If there is one thing that marks out Hancock’s musical style, it is the genre-eating openness of it, fingering through balladic Bill Evans lines to Joni Mitchell-inspired introspection, George Clinton synth-funk and then back to a hard swing in one passage. This makes the Hancock live experience unpredictable and sometimes frustrating. With Hancock sitting amid his grand piano, synthesisers and keytar, the music changes direction seemingly at will.

Opening with a cascading flurry of synths, Hancock switches into an air-tight groove with guitarist Lionel Loueke, both playing percussively, before revealing glimpses of the melody to Butterfly above drummer Justin Tyson’s screaming fills. Longtime Hancock bassist James Genus provides a consistent metronomic grounding no matter how slippery Hancock’s changes get, while Pinderhughes glides through a kaleidoscope of chromatics in her solo breaks. The packed crowd nods along faithfully.

Hancock’s ultimate strength comes from his sponge-like capacity to absorb the playing styles of his band members into his renditions. Where he was last in London playing with hip-hop producer Terrace Martin to create a swaggering post-bop fusion, here he hits hard and heavy with open-voiced chords, mirroring Tyson’s gospel chops on his Headhunters classic Actual Proof, while softening into a vocoder ballad with Pinderhughes’ honeyed singing on Come Running to Me. Crucially, Hancock gives his band ample space to play, with Genus delivering a beautifully looped harmonic solo and Loueke his signature vocal polyphony during the two-hour set.
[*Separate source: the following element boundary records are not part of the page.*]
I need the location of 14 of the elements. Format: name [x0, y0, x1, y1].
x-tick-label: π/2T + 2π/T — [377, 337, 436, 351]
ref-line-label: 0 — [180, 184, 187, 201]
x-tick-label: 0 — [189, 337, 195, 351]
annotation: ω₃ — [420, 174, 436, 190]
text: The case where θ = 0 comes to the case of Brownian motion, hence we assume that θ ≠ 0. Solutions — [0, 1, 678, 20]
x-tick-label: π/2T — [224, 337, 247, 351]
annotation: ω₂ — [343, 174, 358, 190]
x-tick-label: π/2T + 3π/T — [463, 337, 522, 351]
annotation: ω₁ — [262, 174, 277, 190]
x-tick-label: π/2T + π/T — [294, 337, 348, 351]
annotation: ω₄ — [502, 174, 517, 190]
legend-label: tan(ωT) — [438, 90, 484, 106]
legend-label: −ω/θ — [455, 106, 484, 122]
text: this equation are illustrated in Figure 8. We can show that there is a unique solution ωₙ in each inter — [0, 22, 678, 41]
Bringing out his keytar and pottering around the stage like a kindly patriarch for crowd-pleasers Cantaloupe Island and Chameleon, Hancock shows that it is possible to play the same songs for over 40 years and still find meaning within the notes, stretching and bending them into new shapes. And therein lies the special appeal of his music: the capacity to always dig deep to find the differing narratives produced by those 88 keys. It is a gentle yet persistent questioning, one heralded by that expectant gaze in 1963 and one that still glints through his glasses now, anticipating the next generation of players sitting with him.

• The London jazz festival continues until 24 November.